Guest Columns

Be careful about showing appreciation during unstable times

Paul White
Paul White

While we know that good things happen when employees feel appreciated, communicating appreciation to staff is not a miracle salve that cures all wounds.  

Sometimes well-meaning supervisors (and sometimes leaders who don't want to do the hard work of dealing with problems) try to use appreciation as a “quick fix” for deeper issues that need to be addressed. Here are five sets of circumstances when appreciation should not be the first action taken:

  • Employees are not getting paid regularly. One time I was asked to train staff of a non-profit organization in how to show appreciation to one another. Throughout the training, they were quite passive and difficult to engage.  
    After a couple of days, I found out they had not earned regular paychecks for three months! No wonder they were disengaged! Without honoring your agreement to pay your employees for their work, no amount of appreciation will matter.
  • When there has been a recent layoff. When an organization has just gone through the process of staff reduction, multiple issues still remain. The “surviving” employees are processing a lot of emotions: These include:
  1. Relief that they did not lose their job
  2. Guilt that they still have a job while some of their friends do not
  3. Lingering anxiety – wondering if there will be more layoffs or if the organization will continue to exist
  4. Anger at how the layoff was handled (who was laid off and who wasn't)
  5. Frustration because they believe other issues should have been dealt with (or still need to be) for the company to function well
  • When employees are seriously underpaid (or cost-of-living adjustments, raises _ or bonuses are on hold). For most employees, receiving appropriate financial payment for their work is foundational to their sense of being treated fairly.
    While it is true many employees tend to overvalue their contribution and believe they should be paid more, there are clearly circumstances where it is obvious that staff is truly underpaid compared to their peers in the marketplace. Until this is rectified, appreciation will feel more like a cheap substitute since the organization is not communicating value to the employees by paying them appropriately.
  • When employees have serious, reality-based questions about the trustworthiness of management. There are times when management has handled situations or communication poorly, which has resulted in distrust.
    If management has been caught (or perceived to have been) in actions reflecting a lack of integrity (for example, handling toxic waste issues), any form of appreciation would bring skepticism and cynicism before any positive reaction will occur.

What to do?

If your organization is in the midst of these situations (or about to be), it is best to put any plan to implement appreciation to employees on hold.

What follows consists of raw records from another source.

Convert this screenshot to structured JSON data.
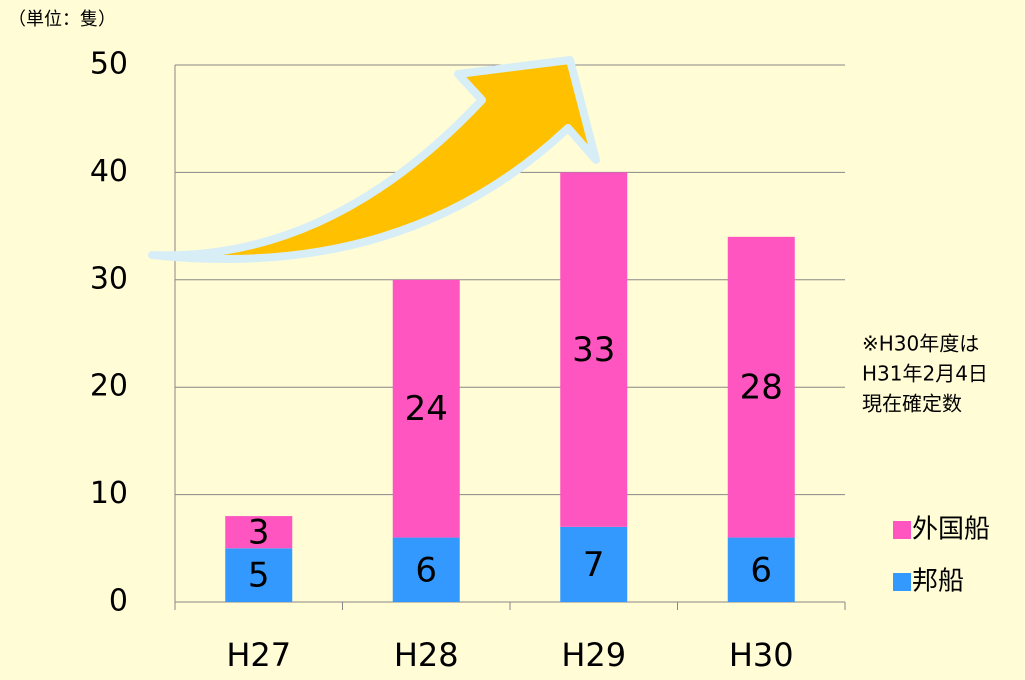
{
  "chart_data": {
    "type": "stacked-bar",
    "unit_label": "（単位：隻）",
    "categories": [
      "H27",
      "H28",
      "H29",
      "H30"
    ],
    "series": [
      {
        "name": "邦船",
        "color": "#3399ff",
        "values": [
          5,
          6,
          7,
          6
        ]
      },
      {
        "name": "外国船",
        "color": "#ff55c0",
        "values": [
          3,
          24,
          33,
          28
        ]
      }
    ],
    "ylim": [
      0,
      50
    ],
    "yticks": [
      0,
      10,
      20,
      30,
      40,
      50
    ],
    "grid": true,
    "note": [
      "※H30年度は",
      "H31年2月4日",
      "現在確定数"
    ],
    "legend": "right"
  }
}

First, deal with the more prominent, underlying issues. Pay your staff. Allow employees to heal after layoffs occur. Do what you can to create more job stability (and communicate with employees about it). Tell the truth. Act with integrity. Take action to rebuild trust with your employees.

Then when the waters have calmed down, reexamine whether it is time to communicate how much you value and appreciate those who are still on your team.